While federal law allows continued coverage regardless of residency, practical considerations regarding provider networks can arise if a dependent moves out-of-state. Some health plans, particularly Health Maintenance Organizations (HMOs), might have limited networks that do not extend across state lines, potentially making it challenging to find in-network care. Preferred Provider Organizations (PPOs) or Point of Service (POS) plans may offer broader out-of-network coverage, but often at a higher cost. Reviewing the specific plan’s network coverage in the new location is advisable.
While moving out does not end dependent coverage, specific events do trigger its termination. The most common event is turning 26 years old; coverage under a parent’s plan ends on the last day of the month the dependent turns 26. For plans obtained through the Health Insurance Marketplace, coverage may extend until December 31 of the year the dependent turns 26.
Enrolling in one’s own employer-sponsored health plan can also end dependent coverage. However, the ACA generally allows individuals to remain on a parent’s plan even if they have access to their own employer’s coverage. If the parent’s employer plan is a “grandfathered plan” that existed before March 23, 2010, it might have an exception allowing it to exclude adult children who are eligible for employer-sponsored coverage elsewhere.
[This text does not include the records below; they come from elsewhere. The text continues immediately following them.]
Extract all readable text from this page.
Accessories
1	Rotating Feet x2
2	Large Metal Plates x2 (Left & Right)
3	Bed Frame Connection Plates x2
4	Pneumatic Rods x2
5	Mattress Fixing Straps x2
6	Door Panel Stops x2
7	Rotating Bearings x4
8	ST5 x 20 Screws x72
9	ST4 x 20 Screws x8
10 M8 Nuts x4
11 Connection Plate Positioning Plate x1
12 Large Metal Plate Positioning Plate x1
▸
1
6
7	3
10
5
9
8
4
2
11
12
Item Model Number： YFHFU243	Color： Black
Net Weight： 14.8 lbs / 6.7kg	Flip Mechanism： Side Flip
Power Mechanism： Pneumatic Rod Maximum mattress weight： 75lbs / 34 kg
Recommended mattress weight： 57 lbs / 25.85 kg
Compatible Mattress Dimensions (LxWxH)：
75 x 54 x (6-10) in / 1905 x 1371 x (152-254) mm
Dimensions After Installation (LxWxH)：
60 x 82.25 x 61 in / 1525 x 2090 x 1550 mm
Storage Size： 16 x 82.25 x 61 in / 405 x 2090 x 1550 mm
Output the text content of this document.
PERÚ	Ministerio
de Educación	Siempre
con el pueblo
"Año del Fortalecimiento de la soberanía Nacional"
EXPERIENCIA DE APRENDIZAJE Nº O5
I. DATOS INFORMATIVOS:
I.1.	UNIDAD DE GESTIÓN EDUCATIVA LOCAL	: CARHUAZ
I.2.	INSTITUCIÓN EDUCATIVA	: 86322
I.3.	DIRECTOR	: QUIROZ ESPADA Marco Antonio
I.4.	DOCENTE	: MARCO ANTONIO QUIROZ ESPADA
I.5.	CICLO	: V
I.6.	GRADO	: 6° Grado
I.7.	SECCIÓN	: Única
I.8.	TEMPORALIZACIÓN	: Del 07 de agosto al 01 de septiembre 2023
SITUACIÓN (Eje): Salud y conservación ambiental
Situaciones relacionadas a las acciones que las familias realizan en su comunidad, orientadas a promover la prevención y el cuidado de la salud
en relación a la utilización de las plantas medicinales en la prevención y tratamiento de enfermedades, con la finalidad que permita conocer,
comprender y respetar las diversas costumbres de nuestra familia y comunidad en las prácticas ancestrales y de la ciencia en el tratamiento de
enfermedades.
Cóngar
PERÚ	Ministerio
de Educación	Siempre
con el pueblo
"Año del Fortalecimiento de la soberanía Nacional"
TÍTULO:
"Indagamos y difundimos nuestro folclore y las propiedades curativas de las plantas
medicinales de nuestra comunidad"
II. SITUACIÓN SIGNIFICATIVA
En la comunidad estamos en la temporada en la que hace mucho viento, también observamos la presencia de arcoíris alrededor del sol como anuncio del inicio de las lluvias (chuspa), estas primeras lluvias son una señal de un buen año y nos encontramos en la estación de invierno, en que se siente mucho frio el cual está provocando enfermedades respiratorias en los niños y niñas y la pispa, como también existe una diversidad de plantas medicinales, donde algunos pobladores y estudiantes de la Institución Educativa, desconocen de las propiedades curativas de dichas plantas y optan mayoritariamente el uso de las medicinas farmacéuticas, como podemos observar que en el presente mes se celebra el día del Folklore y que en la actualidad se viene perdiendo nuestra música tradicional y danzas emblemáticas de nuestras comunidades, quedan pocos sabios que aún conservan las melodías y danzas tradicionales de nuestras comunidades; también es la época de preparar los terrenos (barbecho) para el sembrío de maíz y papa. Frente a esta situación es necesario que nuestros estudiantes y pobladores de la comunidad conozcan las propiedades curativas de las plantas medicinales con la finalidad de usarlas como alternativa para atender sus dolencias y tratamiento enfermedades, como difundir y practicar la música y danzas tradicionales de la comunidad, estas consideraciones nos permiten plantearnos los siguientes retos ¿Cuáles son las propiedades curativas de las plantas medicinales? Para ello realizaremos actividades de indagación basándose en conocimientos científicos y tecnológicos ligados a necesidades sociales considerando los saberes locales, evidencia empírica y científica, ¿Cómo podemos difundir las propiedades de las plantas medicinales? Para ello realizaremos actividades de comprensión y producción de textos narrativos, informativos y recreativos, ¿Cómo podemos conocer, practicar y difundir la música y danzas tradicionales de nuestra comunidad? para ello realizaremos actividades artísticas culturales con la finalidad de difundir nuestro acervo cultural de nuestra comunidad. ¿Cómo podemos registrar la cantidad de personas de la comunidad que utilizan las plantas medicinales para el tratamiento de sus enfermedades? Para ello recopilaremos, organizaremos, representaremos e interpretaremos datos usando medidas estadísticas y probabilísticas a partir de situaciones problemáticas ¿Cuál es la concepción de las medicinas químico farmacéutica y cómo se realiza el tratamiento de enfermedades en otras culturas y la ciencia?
Losing a parent’s plan due to a parent’s job loss or other changes in the parent’s coverage also leads to termination.
When dependent coverage ends, several avenues exist for obtaining independent health insurance. Employer-sponsored plans are a common option for those who are employed. Losing dependent coverage, such as by turning 26, is considered a qualifying life event, which triggers a Special Enrollment Period (SEP). This allows individuals to enroll in an employer’s plan outside of the usual annual enrollment period, typically within 30 to 60 days of the qualifying event.
The Health Insurance Marketplace provides another option for those who do not have access to an employer plan or prefer to explore other choices. The loss of dependent coverage also creates a Special Enrollment Period on the Marketplace, usually lasting 60 days. During this period, individuals can apply for and select a plan, and they may be eligible for financial assistance, such as premium tax credits, based on their income. Medicaid is also available for low-income individuals, with eligibility varying by state based on income, age, and family size.